For purposes of this discussion there are 3 types of business entities we are going to explore: Sole Proprietorship, Partnership/LLC and Corporation. Before you start a business it is important that you understand the differences so that you select the best option for you and your business.
A sole proprietorship is the business or an individual who has decided not to carry his business as a separate legal entity, such as a corporation, partnership or limited liability company. This kind of business is not a separate entity. Any time a person regularly provides services for a fee, sells things at a flea market, or engages in any business activity whose primary purpose is to make a profit, that person is a sole proprietor. If they carry on business activity to make profit or income, the IRS requires that you file a separate Schedule C “Profit or Loss From a Business” with your annual individual income tax return. Schedule C summarizes your income and expenses from your sole proprietorship business.
As the sold proprietor of a business, you have unlimited liability, meaning that if your business can’t pay all it liabilities, the creditors to whom your business owes money can come after your personal assets. Many part-time entrepreneurs may not know this, but it is an enormous financial risk. If they are sued or cannot pay their bills, they are personally liable for the business’s liabilities.
A sole proprietorship has no other owners to prepare financial statements for, but the proprietor should still prepare these statements to know how his business is doing. Banks usually require financial statements from sole proprietors who apply for loans. A partnership needs to maintain a separate capital or ownership account for each partners. The total profit of the firm is allocated into these capital accounts, as spelled out in the partnership agreement. Although sole proprietors don’t have separate invested capital from retained earnings like corporations do, they still need to keep these two separate accounts for owners’ equity – not only to track the business, but for the benefit of any future buyers of the business.
Partnerships or Limited Liability Companies (LLC)
Some business owners choose to create partnerships or limited liability companies instead of a corporation. A partnership can also be called a firm, and refers to an association of a group of individuals working together in a business or professional practice.
While corporations have rigid rules about how they are structured, partnerships and limited liability companies allow the division of management authority, profit sharing and ownership rights among the owners to be very flexible.
Partnerships fall into two categories. General partners are subject to unlimited liability. If a business can’t pay its debts, its creditors can demand payment from the general partners’ personal assets. General partners have the authority and responsibility to manage the business. They’re analogous to the president and other officers of a corporation.
Limited partners escape the unlimited liability that the general partners have. They are not responsible as individuals, for the liabilities of the partnership. These are junior partners who have ownership rights to the profits of the business, but they don’t generally participate in the high-level management of the business. A partnership must have one or more general partners.
A limited liability company (LLC) is becoming more prevalent among smaller businesses. An LLC is like a corporation regarding limited liability and it’s like a partnership regarding the flexibility of dividing profit among the owners. Its advantage over other types of ownership is its flexibility in how profit and management authority are determined. This can have a downside. The owners must enter into very detailed agreements about how the profits and management responsibilities are divided. It can get very complicated and generally requires the services of a lawyer to draw up the agreement.

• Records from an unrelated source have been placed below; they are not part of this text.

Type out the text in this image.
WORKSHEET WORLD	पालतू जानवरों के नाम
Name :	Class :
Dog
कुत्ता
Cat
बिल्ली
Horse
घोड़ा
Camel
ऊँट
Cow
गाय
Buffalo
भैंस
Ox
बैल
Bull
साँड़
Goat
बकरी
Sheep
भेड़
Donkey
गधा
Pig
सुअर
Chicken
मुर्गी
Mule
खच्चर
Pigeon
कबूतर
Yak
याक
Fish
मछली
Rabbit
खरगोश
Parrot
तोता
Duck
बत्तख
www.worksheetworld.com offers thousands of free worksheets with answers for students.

A partnership or LLC agreement specifies how profits will be divided among the owners. While stockholders of a corporation receive a share of profit that’s directly related to how many shares they own, a partnership or LLC does not have to divide profit according to how much each partner invested. Invested capital is only of the factors that are used in allocating and distributing profits.
Most businesses start out as a small company, owned by one person or by a partnership. The most common type of business when there are multiple owners is a corporation. The law sees a corporation as real, live person. Like an adult, a corporation is treated as a distinct and independent individual who has rights and responsibilities. A corporation’s “birth certificate” is the legal form that is filed with the Secretary of State of the state in which the corporation is created, or incorporated. It must have a legal name, just like a person.
A corporation is separate from its owners. It’s responsible for its own debts. The bank can’t come after the stockholders if a corporation goes bankrupt.
A corporation issues ownership share to persons who invest money in the business. These ownership shares are documented by stock certificates, which state the name of the owner and how many shares are owned. the corporation has to keep a register, or list, of how many shares everyone owns. Owners of a corporation are called stockholders because they own shares of stock issued by the corporation. One share of stock is one unit of ownership; how much one share is worth depends on the total number of shares that the business issues. the more shares a business issues, the smaller the percentage of total owners’ equity each share represents.
Stock shares come in different classes of stock. Preferred stockholders are promised a certain amount of cash dividends each year. Common stockholders have the most risk. If a corporation ends up in financial trouble, it’s required to pay off its liabilities first. If any money is left over, then that money goes first to the preferred stockholders. If anything is left over after that, then that money is distributed to the common stockholders.
Now that you have a better understanding of the different types of business entities, their benefits, and their liabilities you can better determine the best option for you and your business.